Él sirvió agua de una botella sin corcho y le puso el vaso de cartón delante.

– Tenía usted sed -le recordó él-. Beba. ¿Lo dice en serio?

– ¿Decir qué? -Se le derramó el agua y se percató de que estaba temblando. Una gota de agua fría le resbaló desde la comisura de los labios por la barbilla y el cuello. Se tiró del cuello del jersey.

– ¿Que esto no le incumbe?

Sonó el teléfono, con un timbre agudo e insistente. Yngvar Stubø descolgó el auricular. La nuez le dio tres brincos evidentes, como si el hombre estuviera a punto de vomitar. No decía nada. Pasó un minuto. De los labios de Stubø salió un sí muy débil, poco más que un carraspeo. Pasó otro minuto. Después él colgó. Con lentitud se sacó uno de los tubos del bolsillo del pecho y empezó a acariciar el metal mate. Seguía sin abrir la boca. Inger Johanne no sabía qué hacer. De pronto, el hombre se guardó de nuevo el cigarro en el bolsillo y se tiró del nudo de la corbata.

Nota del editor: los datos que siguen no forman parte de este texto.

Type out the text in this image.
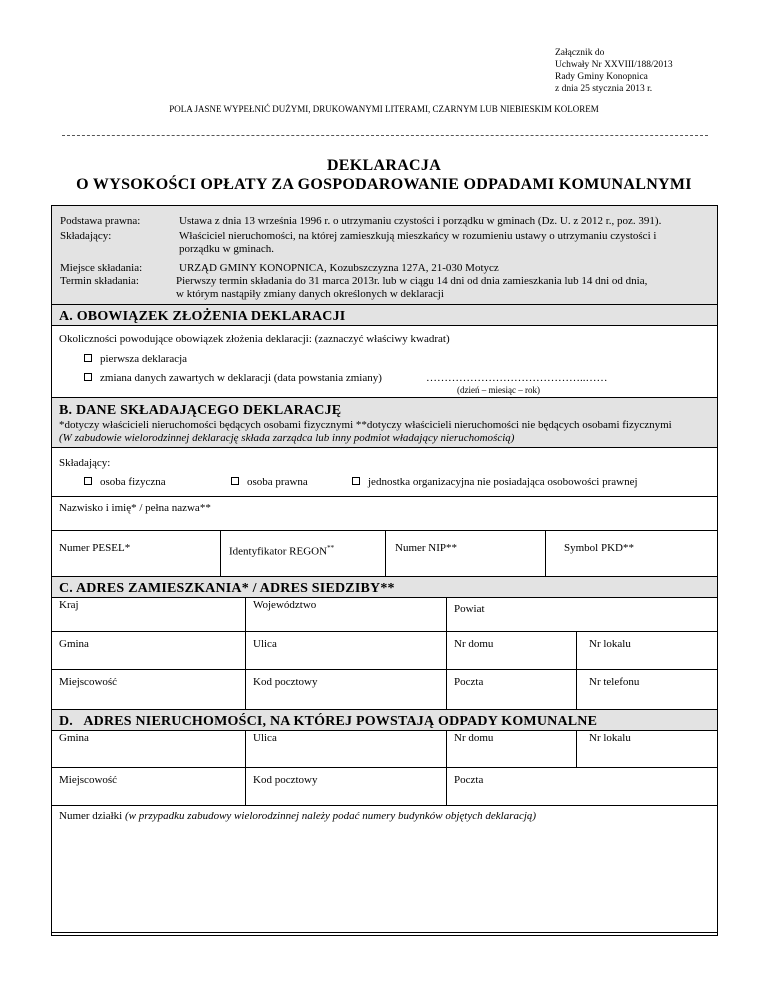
Załącznik do
Uchwały Nr XXVIII/188/2013
Rady Gminy Konopnica
z dnia 25 stycznia 2013 r.
POLA JASNE WYPEŁNIĆ DUŻYMI, DRUKOWANYMI LITERAMI, CZARNYM LUB NIEBIESKIM KOLOREM
DEKLARACJA
O WYSOKOŚCI OPŁATY ZA GOSPODAROWANIE ODPADAMI KOMUNALNYMI
Podstawa prawna:	Ustawa z dnia 13 września 1996 r. o utrzymaniu czystości i porządku w gminach (Dz. U. z 2012 r., poz. 391).
Składający:	Właściciel nieruchomości, na której zamieszkują mieszkańcy w rozumieniu ustawy o utrzymaniu czystości i
porządku w gminach.
Miejsce składania:	URZĄD GMINY KONOPNICA, Kozubszczyzna 127A, 21-030 Motycz
Termin składania:	Pierwszy termin składania do 31 marca 2013r. lub w ciągu 14 dni od dnia zamieszkania lub 14 dni od dnia,
w którym nastąpiły zmiany danych określonych w deklaracji
A. OBOWIĄZEK ZŁOŻENIA DEKLARACJI
Okoliczności powodujące obowiązek złożenia deklaracji: (zaznaczyć właściwy kwadrat)
pierwsza deklaracja
zmiana danych zawartych w deklaracji (data powstania zmiany)	……………………………………..……
(dzień – miesiąc – rok)
B. DANE SKŁADAJĄCEGO DEKLARACJĘ
*dotyczy właścicieli nieruchomości będących osobami fizycznymi **dotyczy właścicieli nieruchomości nie będących osobami fizycznymi
(W zabudowie wielorodzinnej deklarację składa zarządca lub inny podmiot władający nieruchomością)
Składający:
osoba fizyczna	osoba prawna	jednostka organizacyjna nie posiadająca osobowości prawnej
Nazwisko i imię* / pełna nazwa**
Numer PESEL*	Identyfikator REGON**	Numer NIP**	Symbol PKD**
C. ADRES ZAMIESZKANIA* / ADRES SIEDZIBY**
Kraj	Województwo	Powiat
Gmina	Ulica	Nr domu	Nr lokalu
Miejscowość	Kod pocztowy	Poczta	Nr telefonu
D.   ADRES NIERUCHOMOŚCI, NA KTÓREJ POWSTAJĄ ODPADY KOMUNALNE
Gmina	Ulica	Nr domu	Nr lokalu
Miejscowość	Kod pocztowy	Poczta
Numer działki (w przypadku zabudowy wielorodzinnej należy podać numery budynków objętych deklaracją)
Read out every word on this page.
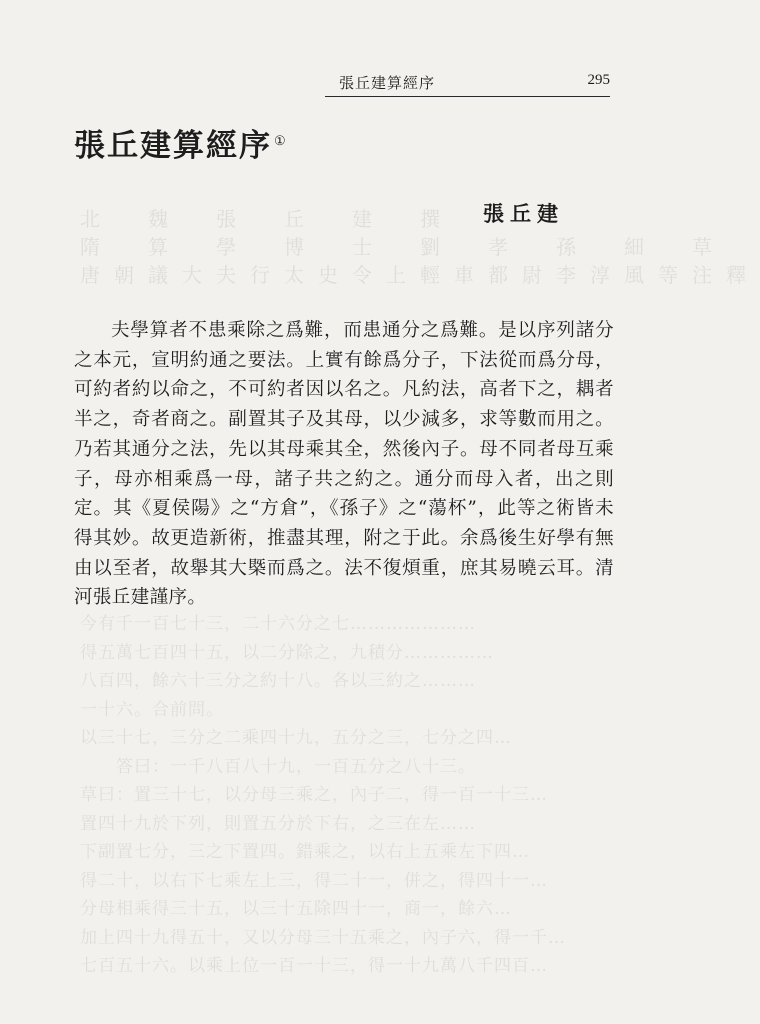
張丘建算經序	295
張丘建算經序 ①
張丘建
北　魏　張　丘　建　撰
隋　算　學　博　士　劉　孝　孫　細　草
唐朝議大夫行太史令上輕車都尉李淳風等注釋
夫學算者不患乘除之爲難，而患通分之爲難。是以序列諸分之本元，宣明約通之要法。上實有餘爲分子，下法從而爲分母，可約者約以命之，不可約者因以名之。凡約法，高者下之，耦者半之，奇者商之。副置其子及其母，以少減多，求等數而用之。乃若其通分之法，先以其母乘其全，然後內子。母不同者母互乘子，母亦相乘爲一母，諸子共之約之。通分而母入者，出之則定。其《夏侯陽》之“方倉”，《孫子》之“蕩杯”，此等之術皆未得其妙。故更造新術，推盡其理，附之于此。余爲後生好學有無由以至者，故舉其大槩而爲之。法不復煩重，庶其易曉云耳。清河張丘建謹序。
今有千一百七十三，二十六分之七…………………
得五萬七百四十五，以二分除之，九積分……………
八百四，餘六十三分之約十八。各以三約之………
一十六。合前問。
以三十七，三分之二乘四十九，五分之三，七分之四…
　　答曰：一千八百八十九，一百五分之八十三。
草曰：置三十七，以分母三乘之，內子二，得一百一十三…
置四十九於下列，則置五分於下右，之三在左……
下副置七分，三之下置四。錯乘之，以右上五乘左下四…
得二十，以右下七乘左上三，得二十一，併之，得四十一…
分母相乘得三十五，以三十五除四十一，商一，餘六…
加上四十九得五十，又以分母三十五乘之，內子六，得一千…
七百五十六。以乘上位一百一十三，得一十九萬八千四百…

– Ha aparecido el niño -le comunicó con voz ronca-. Kim Sande Oksøy. La madre lo ha encontrado en su propio sótano. Envuelto en una bolsa de plástico. El asesino le había dejado un mensaje. «Ahí tienes lo que te merecías.»

Inger Johanne se arrancó las gafas. No quería ver. Tampoco quería escuchar. Se levantó con la visión borrosa y alargó la mano hacia la puerta.

– Eso es lo que ponía en la nota -dijo Yngvar Stubø-. «Ahí tienes lo que te merecías.» ¿Sigue pensando que esto no es asunto suyo?

– Deje que me vaya. Déjeme salir de aquí. -Se dirigió a tientas hacia la puerta e intentó agarrar el pomo. Todavía llevaba las gafas en la mano izquierda.

– Desde luego -oyó a su espalda-, le diré a Oskar que la lleve a casa. Gracias por venir.